After admission, Parker endured more blood draws and an IV while waiting for the transfusion.
“It was almost 9 p.m., and I told Parker we need to get ready for bed,” Lizzie says. “I opened my Bible to read from Psalms, and Parker stopped me and said, 'We need to read Matthew 11:28.'”
“I looked it up: 'Come to me, all you who are weary and burdened, and I will give you rest.' Ah — what a moment! It was the perfect verse for us at the time,” she explains. “It was his memory verse from Sunday School. That verse ... gave us rest for the night.”
Parker's first platelet transfusion was completed at 3 a.m.. The next day, the Allens were advised that bone marrow aspiration and more blood tests needed to be conducted at Riley Hospital in Indianapolis.
“When I heard 'Riley,' my heard sunk, and I was honestly terrified,” says Lizzie. “I prayed, cried, praised God, cried, and prayed some more. It is horrible to know something is severely wrong with your child, you can't help him, and it could take his life. It feels like you can't breathe... I had to let God take over, to rely on (Him) alone to make those breaths easier.”
The constant blood draws at Riley concerned Parker.
“He thought he was going to run out of blood, and he didn't understand how he would make more,” says Lizzie, who explained that food and drink help produce blood. “He wanted red Gatorade for the blood draws. He looked at me during one and said, 'Look, mommy -- I'm making blood!'”
“The toughest part was wondering what the cause was, what the condition was, and what the treatment would be,” recalls Paul. “Each stage had its own increasing level of waiting.”
By mid-July, with cancer and leukemia ruled out, a diagnosis of severe aplastic anemia was made. Tests and transfusions continued through the summer. Support poured in from Paul's employer, their church family and Parker's school. Prayer sustained them.

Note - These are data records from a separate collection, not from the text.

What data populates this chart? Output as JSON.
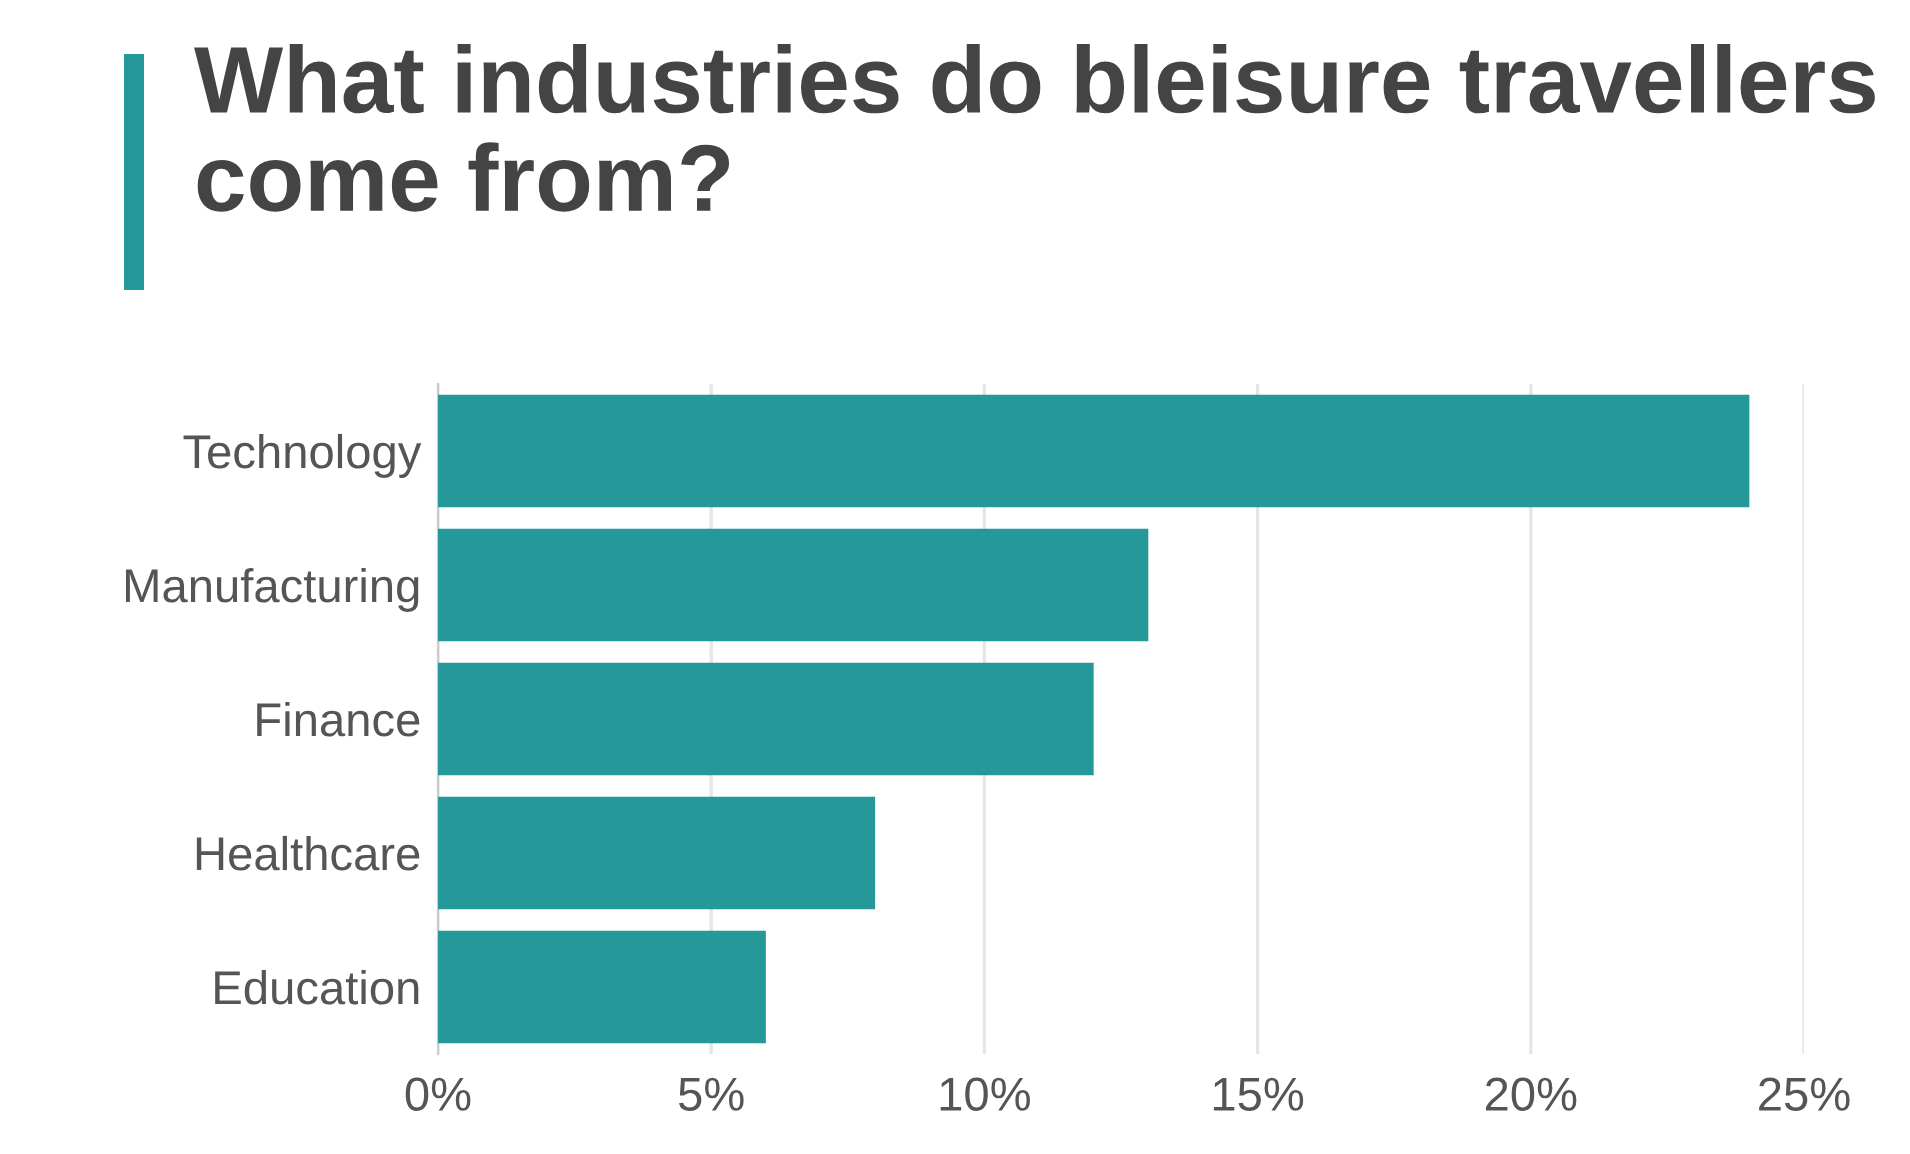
{
  "chart_data": {
    "type": "bar",
    "orientation": "horizontal",
    "title": "What industries do bleisure travellers come from?",
    "categories": [
      "Technology",
      "Manufacturing",
      "Finance",
      "Healthcare",
      "Education"
    ],
    "values": [
      24,
      13,
      12,
      8,
      6
    ],
    "color": "#25989a",
    "xlim": [
      0,
      25
    ],
    "xticks": [
      {
        "value": 0,
        "label": "0%"
      },
      {
        "value": 5,
        "label": "5%"
      },
      {
        "value": 10,
        "label": "10%"
      },
      {
        "value": 15,
        "label": "15%"
      },
      {
        "value": 20,
        "label": "20%"
      },
      {
        "value": 25,
        "label": "25%"
      }
    ],
    "grid": "x"
  }
}
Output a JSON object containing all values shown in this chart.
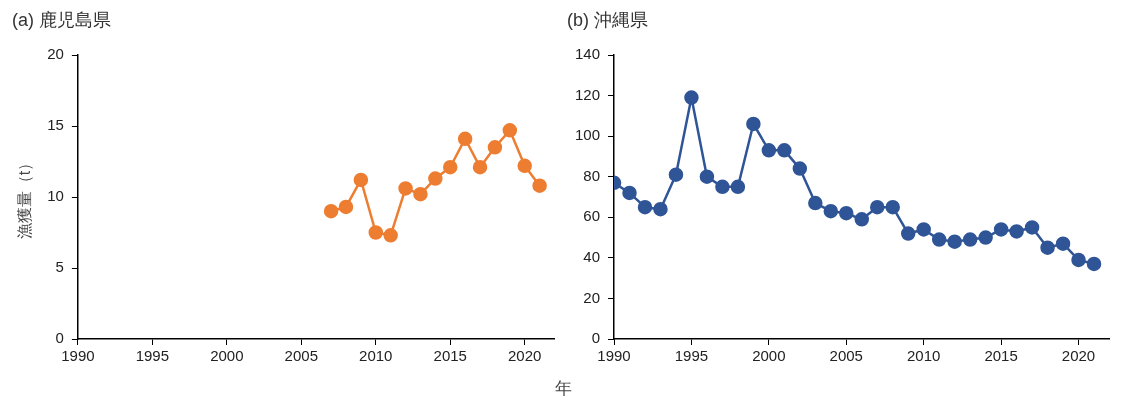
{
  "chart_data": [
    {
      "type": "line",
      "title": "(a) 鹿児島県",
      "xlabel": "年",
      "ylabel": "漁獲量（t）",
      "xlim": [
        1990,
        2022
      ],
      "xticks": [
        1990,
        1995,
        2000,
        2005,
        2010,
        2015,
        2020
      ],
      "ylim": [
        0,
        20
      ],
      "yticks": [
        0,
        5,
        10,
        15,
        20
      ],
      "grid": false,
      "legend": false,
      "marker": "circle",
      "series": [
        {
          "color": "#ed7d31",
          "x": [
            2007,
            2008,
            2009,
            2010,
            2011,
            2012,
            2013,
            2014,
            2015,
            2016,
            2017,
            2018,
            2019,
            2020,
            2021
          ],
          "values": [
            9.0,
            9.3,
            11.2,
            7.5,
            7.3,
            10.6,
            10.2,
            11.3,
            12.1,
            14.1,
            12.1,
            13.5,
            14.7,
            12.2,
            10.8
          ]
        }
      ]
    },
    {
      "type": "line",
      "title": "(b) 沖縄県",
      "xlim": [
        1990,
        2022
      ],
      "xticks": [
        1990,
        1995,
        2000,
        2005,
        2010,
        2015,
        2020
      ],
      "ylim": [
        0,
        140
      ],
      "yticks": [
        0,
        20,
        40,
        60,
        80,
        100,
        120,
        140
      ],
      "grid": false,
      "legend": false,
      "marker": "circle",
      "series": [
        {
          "color": "#2f5597",
          "x": [
            1990,
            1991,
            1992,
            1993,
            1994,
            1995,
            1996,
            1997,
            1998,
            1999,
            2000,
            2001,
            2002,
            2003,
            2004,
            2005,
            2006,
            2007,
            2008,
            2009,
            2010,
            2011,
            2012,
            2013,
            2014,
            2015,
            2016,
            2017,
            2018,
            2019,
            2020,
            2021
          ],
          "values": [
            77,
            72,
            65,
            64,
            81,
            119,
            80,
            75,
            75,
            106,
            93,
            93,
            84,
            67,
            63,
            62,
            59,
            65,
            65,
            52,
            54,
            49,
            48,
            49,
            50,
            54,
            53,
            55,
            45,
            47,
            39,
            37
          ]
        }
      ]
    }
  ]
}
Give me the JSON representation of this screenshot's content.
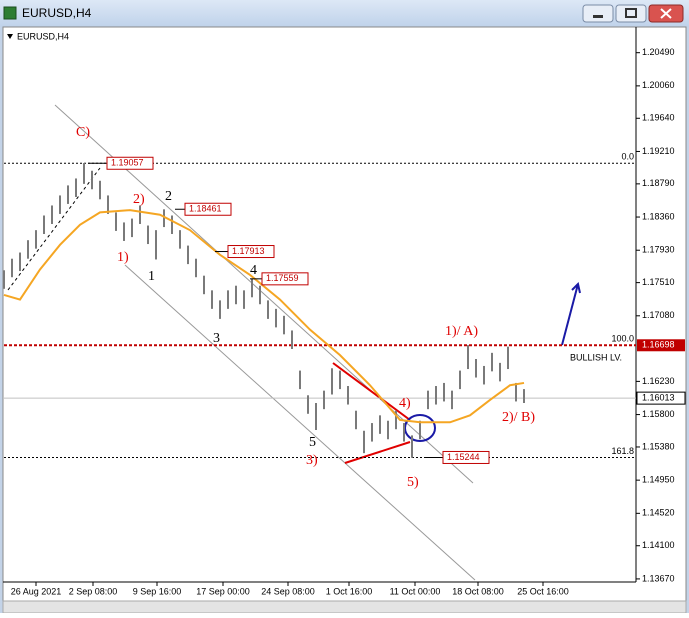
{
  "window_title": "EURUSD,H4",
  "chart_data": {
    "type": "ohlc",
    "title": "EURUSD,H4",
    "color": "#7a7a7a",
    "x": [
      0,
      4,
      8,
      12,
      16,
      20,
      24,
      28,
      32,
      36,
      40,
      44,
      48,
      52,
      56,
      60,
      64,
      68,
      72,
      76,
      80,
      84,
      88,
      92,
      96,
      100,
      104,
      108,
      112,
      116,
      120,
      124,
      128,
      132,
      136,
      140,
      144,
      148,
      152,
      156,
      160,
      164,
      168,
      172,
      176,
      180,
      184,
      188,
      192,
      196,
      200,
      204,
      208,
      212,
      216,
      220,
      224,
      228,
      232,
      236,
      240,
      244,
      248,
      252,
      256,
      260
    ],
    "high": [
      1.1767,
      1.1782,
      1.179,
      1.1806,
      1.1819,
      1.1838,
      1.1851,
      1.1864,
      1.1877,
      1.1886,
      1.1906,
      1.1896,
      1.1883,
      1.1864,
      1.1842,
      1.1829,
      1.1834,
      1.1851,
      1.1825,
      1.1819,
      1.1846,
      1.1838,
      1.1819,
      1.1799,
      1.1782,
      1.176,
      1.1741,
      1.1728,
      1.1741,
      1.1747,
      1.1741,
      1.1756,
      1.1747,
      1.1728,
      1.1717,
      1.1708,
      1.1689,
      1.1637,
      1.1605,
      1.1595,
      1.1611,
      1.164,
      1.1637,
      1.1617,
      1.1585,
      1.1559,
      1.1569,
      1.1579,
      1.1572,
      1.1585,
      1.1569,
      1.1553,
      1.1572,
      1.1611,
      1.1617,
      1.1621,
      1.1611,
      1.1637,
      1.167,
      1.1652,
      1.1643,
      1.166,
      1.1647,
      1.1668,
      1.1621,
      1.1613
    ],
    "low": [
      1.1743,
      1.1758,
      1.1766,
      1.1782,
      1.1795,
      1.1814,
      1.1827,
      1.184,
      1.1853,
      1.1862,
      1.1879,
      1.1872,
      1.1859,
      1.184,
      1.1818,
      1.1805,
      1.181,
      1.1827,
      1.1801,
      1.1781,
      1.1823,
      1.1814,
      1.1795,
      1.1775,
      1.1758,
      1.1736,
      1.1717,
      1.1704,
      1.1717,
      1.1723,
      1.1717,
      1.1732,
      1.1723,
      1.1704,
      1.1693,
      1.1684,
      1.1665,
      1.1613,
      1.1581,
      1.156,
      1.1587,
      1.1606,
      1.1613,
      1.1593,
      1.1561,
      1.153,
      1.1545,
      1.1555,
      1.1548,
      1.1561,
      1.1545,
      1.1524,
      1.1548,
      1.1587,
      1.1593,
      1.1597,
      1.1587,
      1.1613,
      1.1639,
      1.1628,
      1.1619,
      1.1636,
      1.1623,
      1.1639,
      1.1597,
      1.1595
    ],
    "ma": {
      "color": "#f5a623",
      "x": [
        0,
        8,
        18,
        28,
        38,
        48,
        63,
        78,
        93,
        108,
        123,
        138,
        153,
        168,
        183,
        198,
        208,
        223,
        233,
        243,
        253,
        260
      ],
      "values": [
        1.1735,
        1.1729,
        1.1768,
        1.18,
        1.1826,
        1.1842,
        1.1845,
        1.1839,
        1.1819,
        1.1787,
        1.1761,
        1.1729,
        1.169,
        1.1657,
        1.1618,
        1.1573,
        1.157,
        1.157,
        1.1579,
        1.1599,
        1.1618,
        1.1621
      ]
    },
    "xlim": [
      0,
      316
    ],
    "xticks": [
      {
        "value": 16,
        "label": "26 Aug 2021"
      },
      {
        "value": 44.5,
        "label": "2 Sep 08:00"
      },
      {
        "value": 76.5,
        "label": "9 Sep 16:00"
      },
      {
        "value": 109.5,
        "label": "17 Sep 00:00"
      },
      {
        "value": 142,
        "label": "24 Sep 08:00"
      },
      {
        "value": 172.5,
        "label": "1 Oct 16:00"
      },
      {
        "value": 205.5,
        "label": "11 Oct 00:00"
      },
      {
        "value": 237,
        "label": "18 Oct 08:00"
      },
      {
        "value": 269.5,
        "label": "25 Oct 16:00"
      }
    ],
    "ylim": [
      1.1363,
      1.2081
    ],
    "yticks": [
      {
        "value": 1.2049,
        "label": "1.20490"
      },
      {
        "value": 1.2006,
        "label": "1.20060"
      },
      {
        "value": 1.1964,
        "label": "1.19640"
      },
      {
        "value": 1.1921,
        "label": "1.19210"
      },
      {
        "value": 1.1879,
        "label": "1.18790"
      },
      {
        "value": 1.1836,
        "label": "1.18360"
      },
      {
        "value": 1.1793,
        "label": "1.17930"
      },
      {
        "value": 1.1751,
        "label": "1.17510"
      },
      {
        "value": 1.1708,
        "label": "1.17080"
      },
      {
        "value": 1.1623,
        "label": "1.16230"
      },
      {
        "value": 1.158,
        "label": "1.15800"
      },
      {
        "value": 1.1538,
        "label": "1.15380"
      },
      {
        "value": 1.1495,
        "label": "1.14950"
      },
      {
        "value": 1.1452,
        "label": "1.14520"
      },
      {
        "value": 1.141,
        "label": "1.14100"
      },
      {
        "value": 1.1367,
        "label": "1.13670"
      }
    ],
    "levels": [
      {
        "value": 1.19057,
        "label": "0.0"
      },
      {
        "value": 1.16698,
        "label": "100.0"
      },
      {
        "value": 1.15244,
        "label": "161.8"
      }
    ],
    "current_price": 1.16013,
    "price_labels": [
      1.19057,
      1.18461,
      1.17913,
      1.17559,
      1.15244
    ],
    "wave_labels": [
      "C)",
      "2)",
      "2",
      "1)",
      "1",
      "4",
      "3",
      "5",
      "3)",
      "4)",
      "5)",
      "1)/ A)",
      "2)/ B)"
    ],
    "annotation": "BULLISH LV."
  }
}
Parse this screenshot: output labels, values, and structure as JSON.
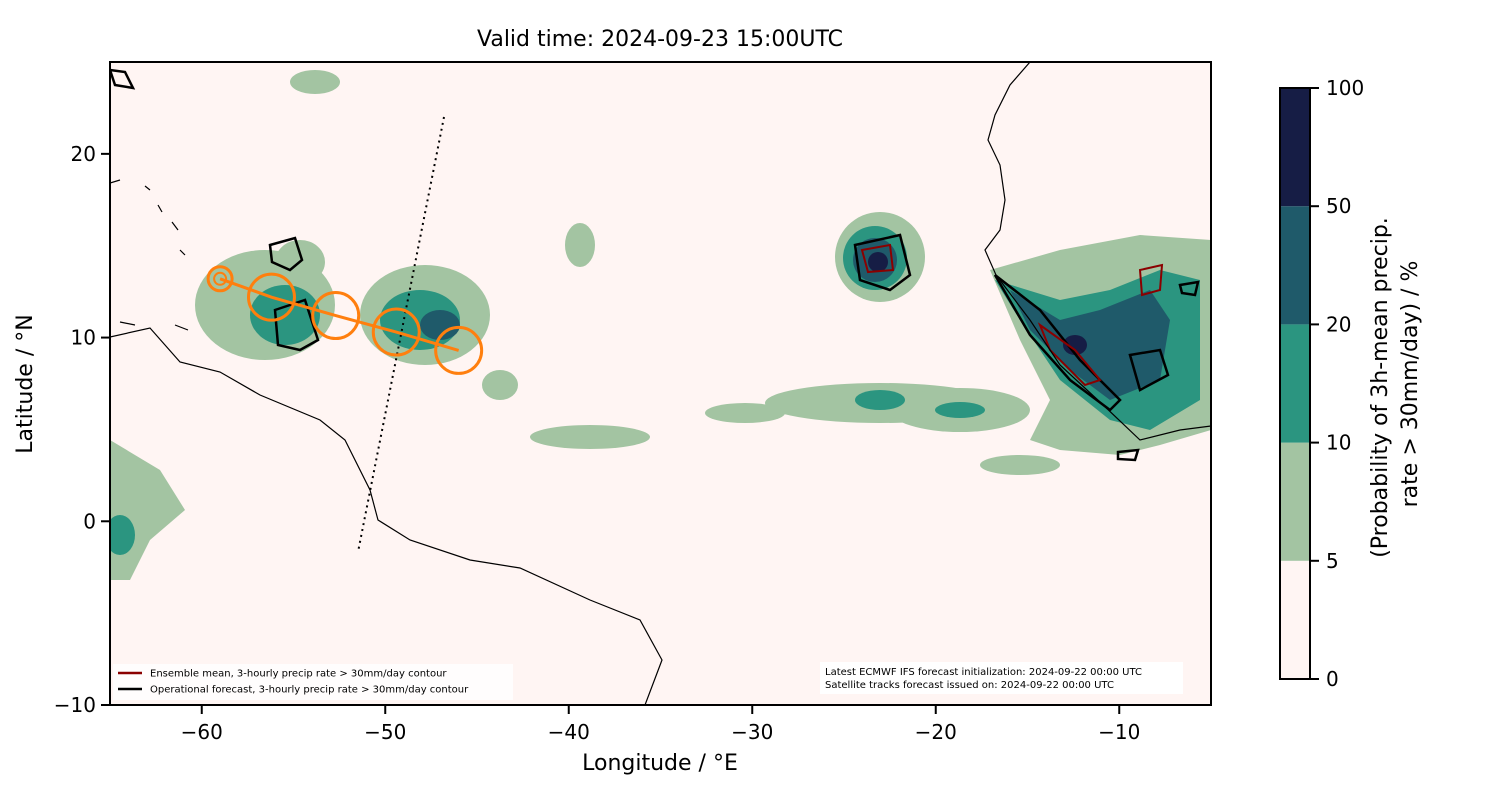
{
  "chart_data": {
    "type": "map",
    "title": "Valid time: 2024-09-23 15:00UTC",
    "xlabel": "Longitude / °E",
    "ylabel": "Latitude / °N",
    "xlim": [
      -65,
      -5
    ],
    "ylim": [
      -10,
      25
    ],
    "xticks": [
      {
        "value": -60,
        "label": "−60"
      },
      {
        "value": -50,
        "label": "−50"
      },
      {
        "value": -40,
        "label": "−40"
      },
      {
        "value": -30,
        "label": "−30"
      },
      {
        "value": -20,
        "label": "−20"
      },
      {
        "value": -10,
        "label": "−10"
      }
    ],
    "yticks": [
      {
        "value": -10,
        "label": "−10"
      },
      0,
      10,
      20
    ],
    "colorbar": {
      "label": [
        "(Probability of 3h-mean precip.",
        "rate > 30mm/day) / %"
      ],
      "levels": [
        0,
        5,
        10,
        20,
        50,
        100
      ],
      "colors": [
        "#fff5f3",
        "#a3c4a2",
        "#2b9580",
        "#1f5a6a",
        "#161d45"
      ]
    },
    "legend": [
      {
        "name": "Ensemble mean, 3-hourly precip rate > 30mm/day contour",
        "color": "#8b0000"
      },
      {
        "name": "Operational forecast, 3-hourly precip rate > 30mm/day contour",
        "color": "#000000"
      }
    ],
    "legend_loc": "lower left",
    "track": {
      "color": "#ff7f0e",
      "x": [
        -59,
        -56.2,
        -52.7,
        -49.4,
        -46
      ],
      "y": [
        13.2,
        12.2,
        11.2,
        10.3,
        9.3
      ]
    },
    "notes": [
      "Latest ECMWF IFS forecast initialization: 2024-09-22 00:00 UTC",
      "Satellite tracks forecast issued on: 2024-09-22 00:00 UTC"
    ]
  }
}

“We prayed a lot to have Parker healed and fixed,” says Lizzie. “Spencer and Hunter prayed for Parker, and our family would pray nightly for him. I knew that Parker would be healed one way or another — either here or in heaven — and I had to accept that, to hang onto Jesus and not let go.”
“Spencer was the first one, I think, to really hear God speak,” says Paul. “He wondered if this was God turning our family toward a higher purpose — to focus us more on loving the poor and those who don't know Jesus.”
It became apparent that a bone marrow transplant was their only option for a cure. “(It) would mean weeks in the hospital, missing a year of school, and chemo to set up the transplant,” Paul explains.
Both siblings were tested, and Spencer was a perfect match. The couple explained the process to the boys.
“I was trying to stay together myself,” recalls Lizzie. “Then I looked over ... and they were hugging each other. Oh, my, what a picture — they did get it! Spencer was more than willing to save his brother.”
“He'd been praying a lot and wishing he could help his brother,” says Paul. “He knew this was an answer to his prayers. What pure joy when God inspires you through the faith of your own children!”
The transplant was Sept. 26. Spencer was put to sleep for the bone marrow draw which took several hours. After testing, the transfusion of bone marrow into Parker's central line began. “It was surreal seeing that bag of marrow hanging by his bed, knowing the new life it would provide,” Paul recalls.
Parker remained in Riley until November when he returned home to celebrate his 7th birthday.
It will take several more months for Parker's immune system to rejuvenate, but the Allens believe their journey has brought an increased awareness of God's presence and purpose.
“God's word has a greater richness, beauty and peace,” Paul reflects. “We know that (by) putting us through this, God has called us, and (we experience) the joy that comes through knowing Jesus, no matter the circumstances.”
“I discovered a deeper realization that God is the Comforter, a place of refuge, giver of strength, provider and sustainer,” adds Lizzie. “These used to be words, ... now the Scripture has come to life.”